Uso excessivo de eletrônicos eleva casos de ansiedade entre adolescentes no Brasil
Uso excessivo de telas impacta saúde mental de jovens
- Publicado: 20/01/2026
- Alterado: 03/02/2025
- Autor: Redação
- Fonte: Farol Santander São Paulo
Pesquisas recentes indicam que a exposição prolongada a dispositivos eletrônicos pode estar afetando negativamente a saúde mental de uma geração, especialmente entre crianças e adolescentes. Segundo dados do Ministério da Saúde, nos últimos dez anos, houve um aumento alarmante de 1.575% nos atendimentos relacionados a transtornos de ansiedade no Sistema Único de Saúde (SUS) para crianças com idades entre 10 e 14 anos. Para os adolescentes de 15 a 19 anos, o crescimento foi ainda mais acentuado, atingindo impressionantes 4.423%.

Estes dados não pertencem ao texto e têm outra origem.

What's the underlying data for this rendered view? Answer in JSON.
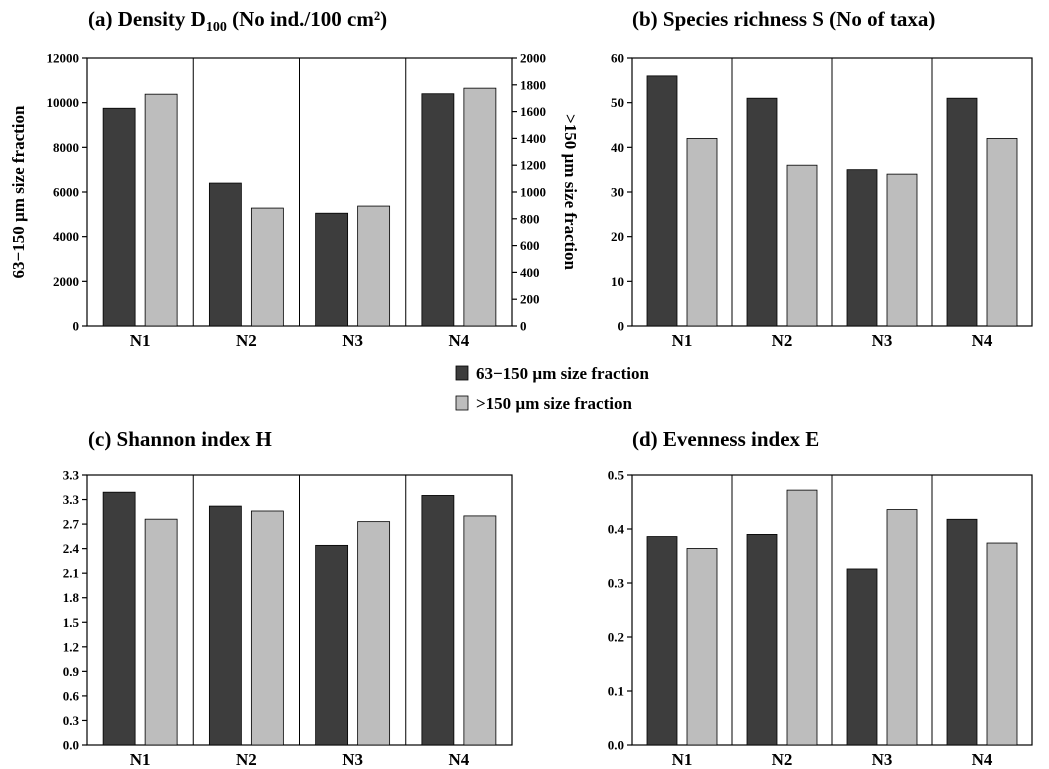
{
  "colors": {
    "fine": "#3d3d3d",
    "coarse": "#bdbdbd"
  },
  "legend": [
    {
      "label": "63−150 µm size  fraction",
      "color": "#3d3d3d"
    },
    {
      "label": ">150 µm size  fraction",
      "color": "#bdbdbd"
    }
  ],
  "chart_data": [
    {
      "type": "bar",
      "title": "(a) Density D",
      "title_sub": "100",
      "title_tail": " (No ind./100 cm²)",
      "categories": [
        "N1",
        "N2",
        "N3",
        "N4"
      ],
      "ylabel": "63−150 µm size  fraction",
      "y2label": ">150 µm size  fraction",
      "ylim": [
        0,
        12000
      ],
      "yticks": [
        "0",
        "2000",
        "4000",
        "6000",
        "8000",
        "10000",
        "12000"
      ],
      "y2lim": [
        0,
        2000
      ],
      "y2ticks": [
        "0",
        "200",
        "400",
        "600",
        "800",
        "1000",
        "1200",
        "1400",
        "1600",
        "1800",
        "2000"
      ],
      "series": [
        {
          "name": "63−150 µm size  fraction",
          "values": [
            9750,
            6400,
            5050,
            10400
          ],
          "axis": "left"
        },
        {
          "name": ">150 µm size  fraction",
          "values": [
            1730,
            880,
            895,
            1775
          ],
          "axis": "right"
        }
      ]
    },
    {
      "type": "bar",
      "title": "(b) Species richness S (No of taxa)",
      "categories": [
        "N1",
        "N2",
        "N3",
        "N4"
      ],
      "ylim": [
        0,
        60
      ],
      "yticks": [
        "0",
        "10",
        "20",
        "30",
        "40",
        "50",
        "60"
      ],
      "series": [
        {
          "name": "63−150 µm size  fraction",
          "values": [
            56,
            51,
            35,
            51
          ]
        },
        {
          "name": ">150 µm size  fraction",
          "values": [
            42,
            36,
            34,
            42
          ]
        }
      ]
    },
    {
      "type": "bar",
      "title": "(c) Shannon index H",
      "categories": [
        "N1",
        "N2",
        "N3",
        "N4"
      ],
      "ylim": [
        0,
        3.3
      ],
      "yticks": [
        "0.0",
        "0.3",
        "0.6",
        "0.9",
        "1.2",
        "1.5",
        "1.8",
        "2.1",
        "2.4",
        "2.7",
        "3.0",
        "3.3"
      ],
      "ytick_labels": [
        "0.0",
        "0.3",
        "0.6",
        "0.9",
        "1.2",
        "1.5",
        "1.8",
        "2.1",
        "2.4",
        "2.7",
        "3.3",
        "3.3"
      ],
      "series": [
        {
          "name": "63−150 µm size  fraction",
          "values": [
            3.09,
            2.92,
            2.44,
            3.05
          ]
        },
        {
          "name": ">150 µm size  fraction",
          "values": [
            2.76,
            2.86,
            2.73,
            2.8
          ]
        }
      ]
    },
    {
      "type": "bar",
      "title": "(d) Evenness index E",
      "categories": [
        "N1",
        "N2",
        "N3",
        "N4"
      ],
      "ylim": [
        0,
        0.5
      ],
      "yticks": [
        "0.0",
        "0.1",
        "0.2",
        "0.3",
        "0.4",
        "0.5"
      ],
      "series": [
        {
          "name": "63−150 µm size  fraction",
          "values": [
            0.386,
            0.39,
            0.326,
            0.418
          ]
        },
        {
          "name": ">150 µm size  fraction",
          "values": [
            0.364,
            0.472,
            0.436,
            0.374
          ]
        }
      ]
    }
  ]
}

Este cenário é corroborado por estatísticas que mostram que o número de atendimentos para adolescentes nessa faixa etária saltou de 1.534 em 2014 para 53.514 no último ano, representando um aumento superior a 3.300%.
Especialistas afirmam que o uso excessivo de dispositivos móveis está intimamente ligado ao aumento dos casos de ansiedade entre os jovens. O pediatra e sanitarista Daniel Becker ressalta que as consequências do uso desenfreado dos aparelhos têm duas vertentes principais. A primeira refere-se ao tempo perdido em atividades essenciais para o desenvolvimento infantil e adolescente, como brincadeiras, esportes e interações sociais. A segunda está relacionada à qualidade do conteúdo consumido através das telas.
Becker adverte que os algoritmos das plataformas digitais tendem a promover conteúdos prejudiciais, incluindo material consumista, violento e até ideologicamente inadequado. “As crianças são expostas a informações nocivas que podem incluir pornografia, bullying e discriminação”, afirmou ele.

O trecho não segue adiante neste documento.